若知這一切不過是鏡花水月一場,何必紅塵走一遭?
徒惹一世傷!
恍惚如夢一般,十年的片段如織錦在眼前緩緩展開,一針一線,皆由他的織就。
“你的眼睛,很好看!好,我救你——”他微笑著伸出手,將自己拉離噩夢般的從前。
“從今以後,這裏便是你的家,”飄然的身姿如風如雲,隻是眨眼間,他便抱著年僅十歲的自己登上了深山上的懸崖,懸崖旁邊,是一座精巧的竹屋,依山而建,輕盈欲飛。
“沒有關係,我能讓你再站起來——”他微笑著,淡淡的語氣,充滿了自信與篤定。銀白色麵具下的視線投向自己的眸,目光變得溫柔而充滿憐惜,仿佛在看著自己心愛的人——
“夜,你知道嗎?你的眼睛,很漂亮,就像夜月一般——蒼銀色的眸,有如月的光華,很迷人——”總是在夜色下,他細細的撫著自己的眸,細長的手指劃過,冰涼的觸覺,帶起皮膚的微微戰栗,心底竟衍生一股莫名的異樣。
——隻是那時還小,不明白那種感覺是什麼——
直到那一晚,月輪高掛,清冷的光輝徐徐灑下,樹下獨酌的人一身黑衣,他發似流泉,銀白色的麵具微微反射著月的光華。
五年的朝夕相處,修羅早已熟悉這幅場景——每年總有那麼幾天,他變得十分消沉,隻是一個人獨自飲酒,望著天際的流雲,虛空的夜月,靜靜的不發一言,然而那雙他色的眸子透漏出的無邊孤寂與落寞,仿佛獨闖天涯的遊子,漫無目的的行走在人世間,沒有歸宿,亦沒有去處。
然而這一晚,是不同的。
“彼岸花開開彼岸,奈何橋前怎奈何?”輕輕地,他的聲音似吟唱起古老的音韻,敲碎了夜的寧寂。

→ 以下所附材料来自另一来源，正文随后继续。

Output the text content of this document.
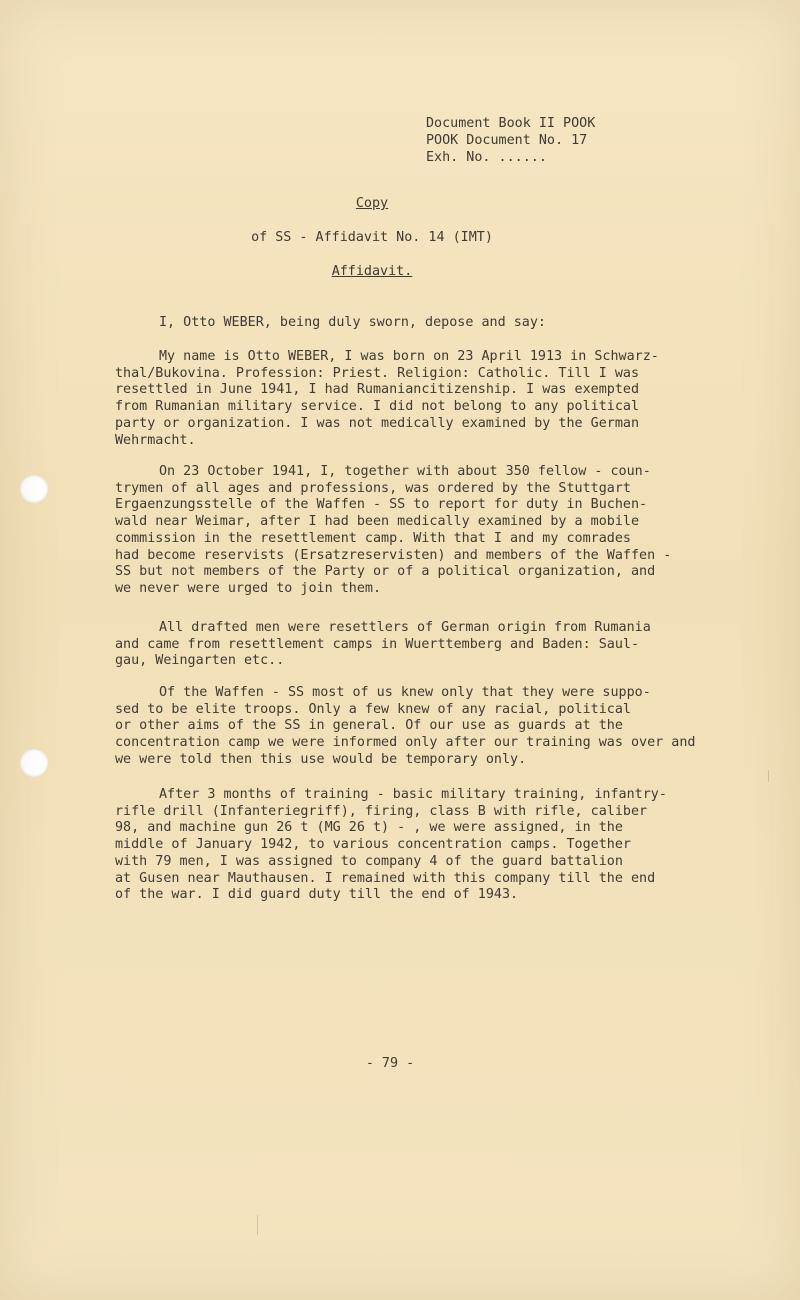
Document Book II POOK
POOK Document No. 17
Exh. No. ......
Copy
of SS - Affidavit No. 14 (IMT)
Affidavit.
I, Otto WEBER, being duly sworn, depose and say:
My name is Otto WEBER, I was born on 23 April 1913 in Schwarz-
thal/Bukovina. Profession: Priest. Religion: Catholic. Till I was
resettled in June 1941, I had Rumaniancitizenship. I was exempted
from Rumanian military service. I did not belong to any political
party or organization. I was not medically examined by the German
Wehrmacht.
On 23 October 1941, I, together with about 350 fellow - coun-
trymen of all ages and professions, was ordered by the Stuttgart
Ergaenzungsstelle of the Waffen - SS to report for duty in Buchen-
wald near Weimar, after I had been medically examined by a mobile
commission in the resettlement camp. With that I and my comrades
had become reservists (Ersatzreservisten) and members of the Waffen -
SS but not members of the Party or of a political organization, and
we never were urged to join them.
All drafted men were resettlers of German origin from Rumania
and came from resettlement camps in Wuerttemberg and Baden: Saul-
gau, Weingarten etc..
Of the Waffen - SS most of us knew only that they were suppo-
sed to be elite troops. Only a few knew of any racial, political
or other aims of the SS in general. Of our use as guards at the
concentration camp we were informed only after our training was over and
we were told then this use would be temporary only.
After 3 months of training - basic military training, infantry-
rifle drill (Infanteriegriff), firing, class B with rifle, caliber
98, and machine gun 26 t (MG 26 t) - , we were assigned, in the
middle of January 1942, to various concentration camps. Together
with 79 men, I was assigned to company 4 of the guard battalion
at Gusen near Mauthausen. I remained with this company till the end
of the war. I did guard duty till the end of 1943.
- 79 -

微微轉頭,一抹飛笑勾勒於嘴角,他張開雙臂,輕聲喚道:“夜,你過來——”
那一句邀請,仿佛魅惑般,讓人心神蕩漾。
本在一旁癡癡的看著他的白衣女子聞言,躊躇著移動了腳步,偎進了他的懷間。汲取著他身上獨有的氣息,白衣女子似是醉了,慵懶而滿足靠著他的肩,眉眼間,皆是幸福的微笑。
——那一刻,修羅記得,自己很開心,很滿足——
“月……”頭頂上,傳來一聲輕聲的嘟噥,模糊不清。白衣女子微微仰頭,茫然問道:“什麼——”
一個粹不及防的吻,便這樣落了下來——柔柔的唇瓣,帶著清酒獨特的香侵滿口腔,牙齒間的輕碰,立刻引起全身的一陣酥麻,似是被抽幹了氣力——那一瞬間,她似乎看到了天山飄起雪花,空中湧起雲彩,千般美景萬般事物,皆比不上這輕輕一吻。
唇忽的離開,驟然失去的熱度讓白衣女子微微一愣,然而他隨即低頭,將下頜擱在她的肩上,呼出的氣息拂過她的麵頰,貼著她的耳畔,一聲聲低喚:“月……月……”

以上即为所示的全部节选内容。